People often lose sight of the fact, not much in Simulation is real. I really don't care if a certain ffb-effect qualifies as being "canned" or not. If it enhances the experience (without forcing itself on every user), that's fine. I prefer it be applied as dynamically as possible but, offering greater adjustability is important considering the broad range of hardware on offer today.

That you say the "just one Gain slider" is the right way is your opinion, no different than my opinion that more detailed ffb is the best ffb. Different strokes for different folks but, "Basic / Advanced" settings in the ffb-UI could better serve the broad range of user preferences.
It's just a case of what kind of simulation you want. I'd like for the tactile to be identical to the real car if possible. Some claim that you need other effects to make up for missing feeling factors, but I've come to another conclusion over my some 10 years of trying to make cars in sims.

I really believe that just about all users are shooting themselves in the foot and getting a worse experience ultimately by trying to chase for the perfect FFB settings forever when it's really easy to just determine them and output that to the wheel.

The AC FFB itself isn't simplified at all by the way, the outputs are just (ideally) locked to only physically consistent ones. Which by the way isn't the case with vanilla AC and might not be with ACC so I can understand why some might not like *that* specific modeling.
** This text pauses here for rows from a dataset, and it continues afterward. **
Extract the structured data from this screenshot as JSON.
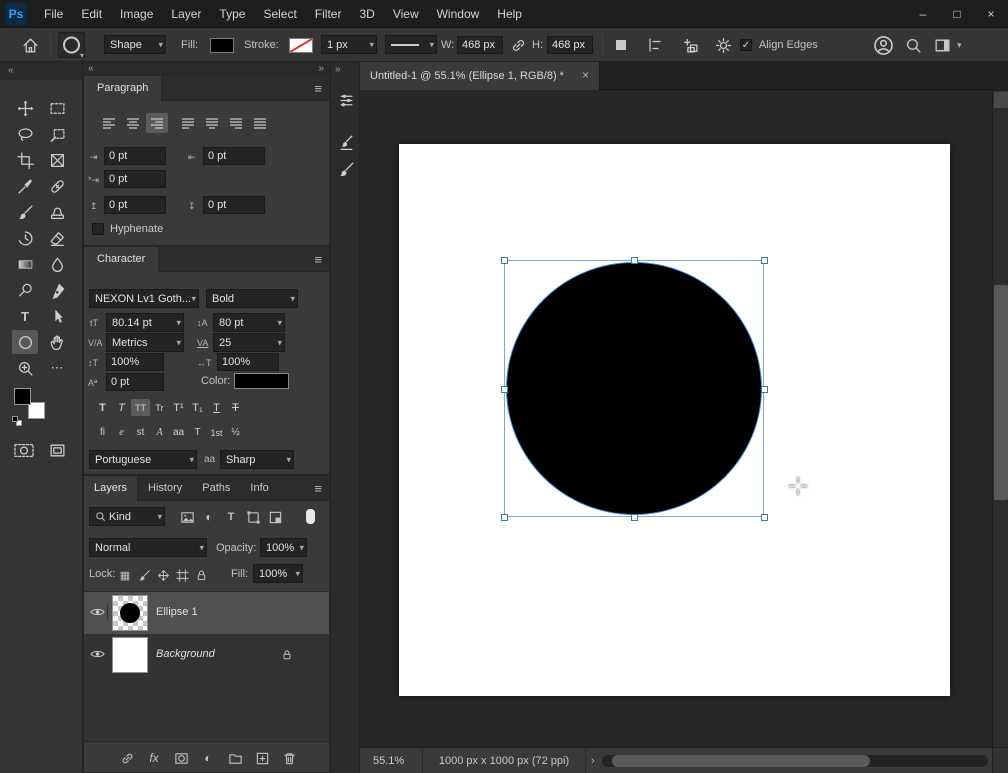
{
  "app": {
    "logo": "Ps"
  },
  "glyphs": {
    "chevron_down": "▾",
    "chevron_right": "›",
    "collapse_left": "«",
    "collapse_right": "»",
    "panel_menu": "≡",
    "close": "×",
    "check": "✓",
    "minimize": "–",
    "maximize": "□",
    "dots": "⋯",
    "adjustment": "◐",
    "checker": "▦",
    "type_t": "T",
    "fx": "fx"
  },
  "menu": {
    "items": [
      "File",
      "Edit",
      "Image",
      "Layer",
      "Type",
      "Select",
      "Filter",
      "3D",
      "View",
      "Window",
      "Help"
    ]
  },
  "options": {
    "preset": "Shape",
    "fill_label": "Fill:",
    "stroke_label": "Stroke:",
    "stroke_width": "1 px",
    "w_label": "W:",
    "w_value": "468 px",
    "h_label": "H:",
    "h_value": "468 px",
    "align_edges": "Align Edges"
  },
  "paragraph": {
    "tab": "Paragraph",
    "indent_left": "0 pt",
    "indent_right": "0 pt",
    "indent_first": "0 pt",
    "space_before": "0 pt",
    "space_after": "0 pt",
    "hyphenate": "Hyphenate"
  },
  "para_icons": {
    "indent_left": "⇥",
    "indent_right": "⇤",
    "indent_first": "*⇥",
    "space_before": "↥",
    "space_after": "↧"
  },
  "character": {
    "tab": "Character",
    "font_family": "NEXON Lv1 Goth...",
    "font_style": "Bold",
    "size": "80.14 pt",
    "leading": "80 pt",
    "kerning": "Metrics",
    "tracking": "25",
    "v_scale": "100%",
    "h_scale": "100%",
    "baseline": "0 pt",
    "color_label": "Color:",
    "styles": [
      "T",
      "T",
      "TT",
      "Tr",
      "T¹",
      "T₁",
      "T",
      "T"
    ],
    "opentype": [
      "fi",
      "e",
      "st",
      "A",
      "aa",
      "T",
      "1st",
      "½"
    ],
    "language": "Portuguese",
    "aa_label": "aa",
    "antialias": "Sharp"
  },
  "char_icons": {
    "size": "tT",
    "leading": "↕A",
    "kerning": "V/A",
    "tracking": "VA",
    "v_scale": "↕T",
    "h_scale": "↔T",
    "baseline": "Aª"
  },
  "layers": {
    "tabs": [
      "Layers",
      "History",
      "Paths",
      "Info"
    ],
    "kind": "Kind",
    "blend_mode": "Normal",
    "opacity_label": "Opacity:",
    "opacity": "100%",
    "lock_label": "Lock:",
    "fill_label": "Fill:",
    "fill": "100%",
    "rows": [
      {
        "name": "Ellipse 1"
      },
      {
        "name": "Background"
      }
    ]
  },
  "doc": {
    "tab_title": "Untitled-1 @ 55.1% (Ellipse 1, RGB/8) *",
    "zoom": "55.1%",
    "size_info": "1000 px x 1000 px (72 ppi)"
  }
}
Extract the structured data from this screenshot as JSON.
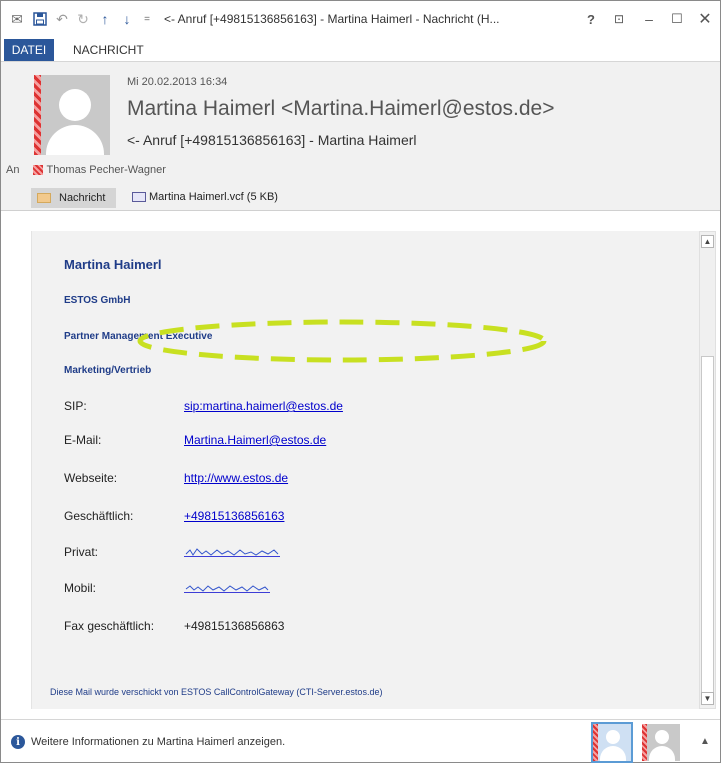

It's a problem with the developers though, not the method.
 
If a PS4 or 5 is available then GT Sport is by far the obvious one for a beginner - it‘s by far the best with a controller.

If on another system with only a controller available then I‘d recommed a recent F1 game, but not 2021. F1 2018 was a solid title as was 2017 and both can be had for chump change these days.

If a wheel is available then AC Ultimate Edition would be my recommendation for all platforms.